エアバッグ、タカタ製から他社製への移行進む

 これまで8人の死者と130人の負傷者を招いたタカタ製エアバッグから他社製品への移行が、自動車メーカーの間で進んでいる。ホンダはオートリブやダイセル製のエアバッグを採用し始め、FCAもインフレータのデザイン自体を刷新、TRW製に完全移行した。トヨタも日本化薬(東京都千代田区)に、16年7月〜20年で1300万個以上のインフレータが納入できるよう生産の拡大を要請したとロイター通信が伝えている。

 6月のインフレータ生産はオートリブ、ダイセル、ZF TRW製が全体の50%に上った。16年3月には68%に達すると予想されている。

 日本では交換用エアバッグの不足に直面しそうだと、ブルームバーグが指摘している。トヨタやホンダ、日産は、米国での調査リコール規模拡大後、日本国内でもその規模を拡大した。世界で4000万台のリコールのうち日本国内での台数は980万台に上る。古い型の自動車と、日本当局に破裂のリスクが高いとされている型の修理を優先的に進め、それらの約87%は修理が完了しているが、調査リコール車も含めるとリコール車全体の約30%に過ぎない。
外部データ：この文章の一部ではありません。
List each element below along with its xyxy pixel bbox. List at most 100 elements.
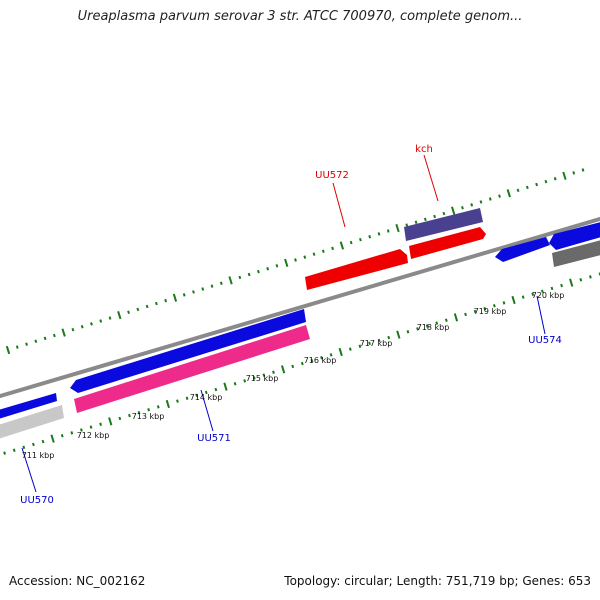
minor-tick bbox=[406, 330, 410, 334]
gene-bar-blue-1[interactable] bbox=[0, 393, 57, 420]
minor-tick bbox=[99, 319, 103, 323]
minor-tick bbox=[329, 353, 333, 357]
major-tick bbox=[395, 223, 400, 233]
major-tick bbox=[511, 295, 516, 305]
major-tick bbox=[451, 206, 456, 215]
minor-tick bbox=[589, 275, 592, 279]
minor-tick bbox=[90, 322, 93, 326]
minor-tick bbox=[535, 182, 539, 187]
minor-tick bbox=[291, 364, 295, 369]
major-tick bbox=[5, 345, 11, 355]
minor-tick bbox=[368, 341, 371, 346]
minor-tick bbox=[349, 240, 353, 245]
gene-bar-red-uu572[interactable] bbox=[305, 249, 408, 290]
minor-tick bbox=[219, 281, 223, 285]
major-tick bbox=[280, 365, 286, 374]
major-tick bbox=[506, 189, 511, 198]
gene-bar-blue-uu571[interactable] bbox=[70, 309, 306, 393]
minor-tick bbox=[572, 171, 576, 175]
minor-tick bbox=[275, 264, 279, 268]
minor-tick bbox=[185, 396, 189, 400]
minor-tick bbox=[145, 304, 149, 309]
gene-bar-magenta-1[interactable] bbox=[74, 325, 310, 413]
minor-tick bbox=[492, 304, 496, 308]
minor-tick bbox=[433, 214, 437, 219]
gene-bar-red-kch[interactable] bbox=[409, 227, 486, 259]
minor-tick bbox=[444, 318, 448, 322]
major-tick bbox=[228, 276, 233, 285]
major-tick bbox=[108, 417, 113, 426]
major-tick bbox=[284, 258, 289, 268]
tick-label: 718 kbp bbox=[417, 323, 450, 332]
minor-tick bbox=[80, 428, 83, 432]
tick-label: 716 kbp bbox=[304, 356, 337, 365]
minor-tick bbox=[525, 185, 529, 190]
minor-tick bbox=[359, 237, 362, 242]
gene-label-uu570[interactable]: UU570 bbox=[20, 495, 54, 506]
minor-tick bbox=[182, 293, 186, 297]
tick-label: 714 kbp bbox=[190, 393, 223, 402]
minor-tick bbox=[214, 387, 218, 392]
minor-tick bbox=[15, 345, 19, 349]
minor-tick bbox=[470, 203, 474, 207]
gene-bar-blue-uu574a[interactable] bbox=[495, 237, 550, 262]
minor-tick bbox=[386, 229, 390, 233]
minor-tick bbox=[257, 269, 260, 274]
minor-tick bbox=[368, 235, 372, 239]
minor-tick bbox=[25, 342, 28, 346]
minor-tick bbox=[233, 382, 237, 386]
minor-tick bbox=[272, 370, 275, 374]
minor-tick bbox=[89, 425, 93, 429]
minor-tick bbox=[22, 445, 26, 450]
minor-tick bbox=[192, 290, 195, 294]
minor-tick bbox=[423, 217, 427, 222]
minor-tick bbox=[210, 284, 214, 288]
minor-tick bbox=[531, 292, 535, 296]
minor-tick bbox=[204, 390, 208, 395]
minor-tick bbox=[176, 399, 179, 403]
gene-bar-darkgrey-1[interactable] bbox=[552, 239, 600, 267]
minor-tick bbox=[201, 287, 205, 291]
minor-tick bbox=[300, 361, 304, 366]
tick-label: 719 kbp bbox=[474, 307, 507, 316]
minor-tick bbox=[262, 373, 266, 377]
gene-bar-purple-kch[interactable] bbox=[404, 208, 483, 241]
minor-tick bbox=[560, 283, 563, 288]
minor-tick bbox=[461, 206, 464, 210]
minor-tick bbox=[12, 448, 16, 452]
major-tick bbox=[396, 330, 401, 339]
minor-tick bbox=[303, 255, 307, 259]
gene-label-uu574[interactable]: UU574 bbox=[528, 335, 562, 346]
major-tick bbox=[61, 328, 66, 337]
minor-tick bbox=[247, 272, 251, 277]
minor-tick bbox=[195, 393, 199, 398]
tick-label: 712 kbp bbox=[77, 431, 110, 440]
minor-tick bbox=[80, 325, 84, 329]
gene-label-kch[interactable]: kch bbox=[415, 144, 433, 155]
minor-tick bbox=[70, 431, 74, 435]
minor-tick bbox=[164, 298, 168, 303]
minor-tick bbox=[442, 211, 446, 216]
tick-label: 713 kbp bbox=[132, 412, 165, 421]
minor-tick bbox=[320, 356, 323, 360]
minor-tick bbox=[502, 301, 506, 305]
minor-tick bbox=[60, 434, 64, 438]
minor-tick bbox=[310, 358, 314, 363]
gene-bar-grey-1[interactable] bbox=[0, 405, 64, 440]
major-tick bbox=[569, 278, 574, 287]
minor-tick bbox=[414, 220, 418, 224]
minor-tick bbox=[43, 336, 47, 341]
minor-tick bbox=[41, 439, 45, 444]
gene-label-uu571[interactable]: UU571 bbox=[197, 433, 231, 444]
minor-tick bbox=[294, 258, 297, 262]
gene-bar-blue-uu574b[interactable] bbox=[549, 221, 600, 250]
minor-tick bbox=[377, 338, 381, 343]
minor-tick bbox=[540, 289, 544, 294]
minor-tick bbox=[266, 266, 270, 271]
major-tick bbox=[453, 313, 459, 322]
gene-label-uu572[interactable]: UU572 bbox=[315, 170, 349, 181]
minor-tick bbox=[52, 333, 56, 338]
minor-tick bbox=[473, 309, 477, 314]
minor-tick bbox=[147, 408, 151, 412]
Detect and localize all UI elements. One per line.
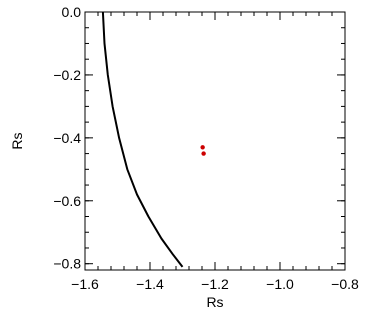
x-tick-label: −1.6 <box>71 276 99 292</box>
x-axis-label: Rs <box>206 294 223 310</box>
series-line <box>101 11 184 268</box>
y-tick-label: 0.0 <box>62 4 82 20</box>
x-tick-label: −0.8 <box>331 276 359 292</box>
x-tick-label: −1.0 <box>266 276 294 292</box>
scatter-point <box>201 151 206 156</box>
y-tick-label: −0.6 <box>53 193 81 209</box>
axis-ticks: −1.6 −1.4 −1.2 −1.0 −0.8 0.0 −0.2 −0.4 −0.6 −0.8 <box>53 4 359 292</box>
scatter-point <box>200 145 205 150</box>
y-tick-label: −0.2 <box>53 67 81 83</box>
y-tick-label: −0.4 <box>53 130 81 146</box>
plot-frame <box>84 11 346 271</box>
y-axis-label: Rs <box>9 132 25 149</box>
x-tick-label: −1.4 <box>136 276 164 292</box>
x-tick-label: −1.2 <box>201 276 229 292</box>
y-tick-label: −0.8 <box>53 256 81 272</box>
series-group <box>101 11 206 268</box>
 日本では2015年6月、自動車のリコールに向けた国土交通省の強制調査権の対象を、これまでの自動車メーカーのみから部品製造会社に広げる、改正道路運送車両法が成立した。タカタ製エアバッグの欠陥による日本でのリコールが741万台にのぼったことを背景に、部品会社も国が直接調査できるようにした。政府の監督力を強化することで、リコールの加速を目指している。

 タカタも交換キットの開発と供給を進めている。同社の2014年度決算では赤字を計上したが、15年度には別事業によって黒字に戻ると見込んでいる。破裂の根本原因の究明も並行して行っており、リコール規模を縮小するためにも、早期解明が求められている。